During this period, he met poet Hicham Bensassi, who had also performed at the event. A few years later, River Styx invited him to record something for a project he was working on. The album, Angel Headed Hip Hop, was developed. They brought in special guests such as writer Brian Barritt and rappers JC001 and Koze Kozma. Hicham Bensassi wrote the music, and performed vocally on four of the album's songs. He remixed the song "Three men in a Boat" with Howard Marks. It had originally been released on the album 30 Years of Counter Culture. The album Angel was released in 2009 on Arkadia Productions and was distributed by Gene Pool/Universal Group.

Harris and Bensassi travelled the UK and Europe on the "Don't Hate, Create Tour". It featured a special performance in Paris for the fiftieth anniversary of the publication of William S. Burroughs' seminal work Naked Lunch. This event was organised by Oliver Harris, Andrew Hussey, and Ian Macfadyen. It accompanied the publication of Naked Lunch @50: Anniversary Essays, edited by Harris and Macfadyen. Lee Harris and Hicham Bensassi were inspired to create the experimental piece Hunterland.

Footage of Lee Harris has recently been included in the documentary Echoes of the Underground, which also features Jim Haynes, Brian Barritt, Henk Targowski, and Youth.

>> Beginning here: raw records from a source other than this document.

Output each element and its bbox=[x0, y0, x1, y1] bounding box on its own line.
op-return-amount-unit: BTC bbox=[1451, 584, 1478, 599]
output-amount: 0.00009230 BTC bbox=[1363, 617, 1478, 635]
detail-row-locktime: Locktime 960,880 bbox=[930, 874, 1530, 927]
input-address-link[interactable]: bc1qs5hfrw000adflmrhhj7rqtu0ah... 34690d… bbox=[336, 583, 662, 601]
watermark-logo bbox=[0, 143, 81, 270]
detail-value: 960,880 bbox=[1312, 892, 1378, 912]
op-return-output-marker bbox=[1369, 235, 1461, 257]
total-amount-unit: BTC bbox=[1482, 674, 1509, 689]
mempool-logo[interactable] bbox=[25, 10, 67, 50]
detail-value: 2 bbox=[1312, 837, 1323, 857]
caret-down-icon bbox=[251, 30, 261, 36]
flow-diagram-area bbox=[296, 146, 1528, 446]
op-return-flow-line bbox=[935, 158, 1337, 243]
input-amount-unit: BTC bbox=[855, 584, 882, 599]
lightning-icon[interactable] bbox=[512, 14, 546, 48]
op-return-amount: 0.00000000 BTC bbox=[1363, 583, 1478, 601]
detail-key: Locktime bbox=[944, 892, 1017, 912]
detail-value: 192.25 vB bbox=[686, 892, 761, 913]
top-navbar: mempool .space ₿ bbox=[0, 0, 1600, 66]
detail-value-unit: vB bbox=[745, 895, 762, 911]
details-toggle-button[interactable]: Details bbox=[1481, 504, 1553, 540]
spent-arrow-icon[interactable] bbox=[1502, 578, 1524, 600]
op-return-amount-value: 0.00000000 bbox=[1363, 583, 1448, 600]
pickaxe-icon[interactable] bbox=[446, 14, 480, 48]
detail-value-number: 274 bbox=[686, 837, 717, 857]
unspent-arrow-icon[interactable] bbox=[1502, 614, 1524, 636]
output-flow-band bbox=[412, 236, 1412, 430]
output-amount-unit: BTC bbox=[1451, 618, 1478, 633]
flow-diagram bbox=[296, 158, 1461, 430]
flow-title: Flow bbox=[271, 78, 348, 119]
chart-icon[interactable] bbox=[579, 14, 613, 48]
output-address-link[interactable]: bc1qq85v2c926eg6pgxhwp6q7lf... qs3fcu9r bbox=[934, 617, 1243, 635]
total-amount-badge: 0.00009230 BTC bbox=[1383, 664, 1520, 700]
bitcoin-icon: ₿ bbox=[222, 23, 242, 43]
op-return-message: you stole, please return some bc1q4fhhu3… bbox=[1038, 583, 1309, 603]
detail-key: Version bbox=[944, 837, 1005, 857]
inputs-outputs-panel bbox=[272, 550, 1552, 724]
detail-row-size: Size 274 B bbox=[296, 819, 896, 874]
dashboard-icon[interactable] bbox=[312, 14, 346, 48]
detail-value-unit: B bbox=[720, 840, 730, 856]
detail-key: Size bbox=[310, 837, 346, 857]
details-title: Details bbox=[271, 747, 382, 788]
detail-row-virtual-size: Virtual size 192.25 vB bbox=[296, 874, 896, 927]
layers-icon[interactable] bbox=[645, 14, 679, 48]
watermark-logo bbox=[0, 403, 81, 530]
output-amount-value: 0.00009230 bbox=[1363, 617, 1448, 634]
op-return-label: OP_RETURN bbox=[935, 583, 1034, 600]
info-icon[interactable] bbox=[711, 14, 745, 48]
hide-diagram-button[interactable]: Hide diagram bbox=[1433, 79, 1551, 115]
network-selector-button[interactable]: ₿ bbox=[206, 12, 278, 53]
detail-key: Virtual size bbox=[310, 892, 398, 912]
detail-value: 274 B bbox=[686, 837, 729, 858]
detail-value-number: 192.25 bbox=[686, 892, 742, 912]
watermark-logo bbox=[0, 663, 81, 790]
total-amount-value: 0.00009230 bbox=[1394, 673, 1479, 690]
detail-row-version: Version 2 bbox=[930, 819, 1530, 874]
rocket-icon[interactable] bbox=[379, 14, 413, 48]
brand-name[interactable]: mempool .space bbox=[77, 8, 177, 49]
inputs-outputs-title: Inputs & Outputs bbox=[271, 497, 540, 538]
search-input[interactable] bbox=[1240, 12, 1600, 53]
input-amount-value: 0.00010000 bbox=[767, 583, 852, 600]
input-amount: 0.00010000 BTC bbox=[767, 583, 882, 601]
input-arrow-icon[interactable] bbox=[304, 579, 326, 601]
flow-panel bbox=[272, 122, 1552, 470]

The score for the film was written and performed by The Moonlight Convention.

After making the album Angel Headed Hip Hop and performing live through the UK, Bensassi started to digitise and compile Lee Harris' articles, play scripts, and underground writings. Harris' collected work was published as Echoes of the Underground: A Footsoldier's Tales, in 2014.
The book also includes rare interviews with beat poet Michael McClure, the director of the musical Hair, Tom O'Horgan, the man who 'turned on' Timothy Leary by giving him LSD, Michael Hollingshead, and Harry L. Shapiro, author of 'Waiting for the Man' and the Jimi Hendrix biography Electric Gypsy.

===2016 London mayoral election===
Harris stood as the Cannabis Is Safer Than Alcohol candidate in the 2016 London mayoral election. He was positioned in ninth place out of twelve candidates, obtaining 20,537 first-round votes (0.8%), and 67,495 second-preference votes.